Erdoğan, büyükelçilere verdiği yemekte yaptığı konuşmada lafı buraya getirip, “kendilerine güya akademisyen ve araştırmacı unvanı yakıştırmış bir güruh çıkıyor, terör örgütünün eylemlerine karşı vatandaşlarını ve topraklarını savunan devletimize dil uzatıyor” diyerek akademisyenlere öfke kustu. Belli ki akademisyenlerin uluslararası bir kampanya başlatmasına sinirlenerek, onları “müstemleke zihniyeti”ne sahip olmakla, “mandacılık”la suçladı. Bu konuşmasında bir kez daha “Türkiye’de Kürt sorunu diye bir mesele yoktur, terör sorunu vardır” diyen Erdoğan, devletin katliam yaptığını dile getiren akademisyenleri, “aydın müsveddeleri”, “karanlık”, “cahil” diyerek aklınca aşağıladı. Sonra da emri altına aldığı tüm devlet kurumlarına direktifini verdi:
“Buradan hükümetimize, bakanlıklarımıza, ilgili tüm kurumlarımıza çağrıda bulunuyorum. Bu devletin ekmeğini yiyip de bu devlete düşmanlık eden herkes hiç vakit kaybedilmeksizin en kısa sürede hak ettiği cezaya çarptırılmalıdır. Ne okulda ne hastanede ne adliyede ne emniyette ne maliyede ne tarım, hiçbir kurumumuzda ülkesinin bütünlüğüne, milletinin birliğine karşı tavır içinde olan kamu çalışanı olamaz. Böyle bir duruma kesinlikle müsaade edemeyiz. … Tüm ilgili kurumlarımızı bu konuda hassas olmaya ve görevlerini yerine getirmeye davet ediyorum.”
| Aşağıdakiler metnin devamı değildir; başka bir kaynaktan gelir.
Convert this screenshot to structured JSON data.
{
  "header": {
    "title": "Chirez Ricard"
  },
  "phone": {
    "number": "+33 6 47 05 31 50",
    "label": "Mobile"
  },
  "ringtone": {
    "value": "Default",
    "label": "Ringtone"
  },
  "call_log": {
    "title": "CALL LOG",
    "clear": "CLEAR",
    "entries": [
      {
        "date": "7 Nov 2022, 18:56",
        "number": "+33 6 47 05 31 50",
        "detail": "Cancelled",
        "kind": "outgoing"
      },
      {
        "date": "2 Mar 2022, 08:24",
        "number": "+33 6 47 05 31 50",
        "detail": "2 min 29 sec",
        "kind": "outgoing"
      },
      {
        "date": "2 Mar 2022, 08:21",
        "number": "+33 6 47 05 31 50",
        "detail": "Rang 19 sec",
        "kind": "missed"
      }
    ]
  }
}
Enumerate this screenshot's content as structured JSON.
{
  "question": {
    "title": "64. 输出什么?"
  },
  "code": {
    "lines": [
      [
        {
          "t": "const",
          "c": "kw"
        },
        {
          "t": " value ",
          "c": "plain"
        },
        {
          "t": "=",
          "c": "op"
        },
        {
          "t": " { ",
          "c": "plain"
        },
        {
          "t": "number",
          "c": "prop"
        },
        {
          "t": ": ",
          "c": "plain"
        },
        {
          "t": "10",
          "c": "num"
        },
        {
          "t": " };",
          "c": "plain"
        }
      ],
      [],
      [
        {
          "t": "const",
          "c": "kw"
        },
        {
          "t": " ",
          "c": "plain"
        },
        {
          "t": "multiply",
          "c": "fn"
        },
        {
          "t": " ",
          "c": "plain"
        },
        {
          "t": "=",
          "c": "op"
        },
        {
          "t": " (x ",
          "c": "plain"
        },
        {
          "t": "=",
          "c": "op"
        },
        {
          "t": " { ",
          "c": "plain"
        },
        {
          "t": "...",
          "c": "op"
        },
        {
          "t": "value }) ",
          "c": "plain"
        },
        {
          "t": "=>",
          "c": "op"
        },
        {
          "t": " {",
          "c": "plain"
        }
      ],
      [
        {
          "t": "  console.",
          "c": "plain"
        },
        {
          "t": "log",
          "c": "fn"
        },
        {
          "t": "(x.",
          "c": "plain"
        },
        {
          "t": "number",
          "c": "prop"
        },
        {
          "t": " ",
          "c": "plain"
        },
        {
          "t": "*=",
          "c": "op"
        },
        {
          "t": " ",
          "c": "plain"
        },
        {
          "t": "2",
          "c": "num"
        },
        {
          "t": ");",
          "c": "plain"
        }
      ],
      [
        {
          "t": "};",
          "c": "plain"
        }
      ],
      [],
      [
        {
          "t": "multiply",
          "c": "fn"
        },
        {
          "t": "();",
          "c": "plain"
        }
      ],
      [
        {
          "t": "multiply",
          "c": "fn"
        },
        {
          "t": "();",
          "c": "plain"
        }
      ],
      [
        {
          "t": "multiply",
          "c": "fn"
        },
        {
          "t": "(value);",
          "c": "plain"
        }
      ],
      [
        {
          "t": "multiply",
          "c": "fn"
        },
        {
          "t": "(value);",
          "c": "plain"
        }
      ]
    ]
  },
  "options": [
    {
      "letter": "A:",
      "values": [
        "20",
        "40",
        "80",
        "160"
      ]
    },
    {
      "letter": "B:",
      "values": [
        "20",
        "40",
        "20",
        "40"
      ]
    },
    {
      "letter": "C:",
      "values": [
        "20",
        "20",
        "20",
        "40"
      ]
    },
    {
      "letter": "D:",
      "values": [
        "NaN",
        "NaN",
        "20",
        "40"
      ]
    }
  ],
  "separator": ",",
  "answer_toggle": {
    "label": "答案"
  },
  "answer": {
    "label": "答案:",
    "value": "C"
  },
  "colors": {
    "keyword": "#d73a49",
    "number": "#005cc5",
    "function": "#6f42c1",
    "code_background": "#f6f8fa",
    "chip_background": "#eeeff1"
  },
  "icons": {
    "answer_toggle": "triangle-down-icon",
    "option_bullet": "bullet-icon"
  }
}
Sonrası herkesin malûmu. Emri alan YÖK, acilen genel kurulu toplayarak, bu bildiriyi imzalayan akademisyenler hakkında “gereğinin yapılacağını” duyurdu. Üniversite yönetimleri “görevlerini yerine getirmek” üzere harekete geçti ve akademisyenleri istifaya zorlamak ve işten atmak da dahil olmak üzere her türlü baskıyı uygulamaya koyuldu. Elbette devletin savcıları da boş durmadı ve imzacı akademisyenlerin tümü hakkında “Türk milletini, Türkiye Cumhuriyeti Devleti’ni ve devletin kurum ve organlarını aşağılamak” ve “terör örgütü propagandası yapmak” suçlarından soruşturma başlattı. Hemen sonrasında da onlarca akademisyen, üniversitelerdeki odaları ve evleri basılarak gözaltına alındı. Bu arada, bir eliyle Rabia, diğer eliyle kurt işareti yaparak Erdoğan’a biat ettiğini her fırsatta gösteren Sedat Peker gibi faşist mafya bozuntuları, hiç çekinmeden, akademisyenlere “oluk oluk kanlarınızı akıtacağız ve akan kanlarınızla duş alacağız” diye tehditler yağdırıyorlardı.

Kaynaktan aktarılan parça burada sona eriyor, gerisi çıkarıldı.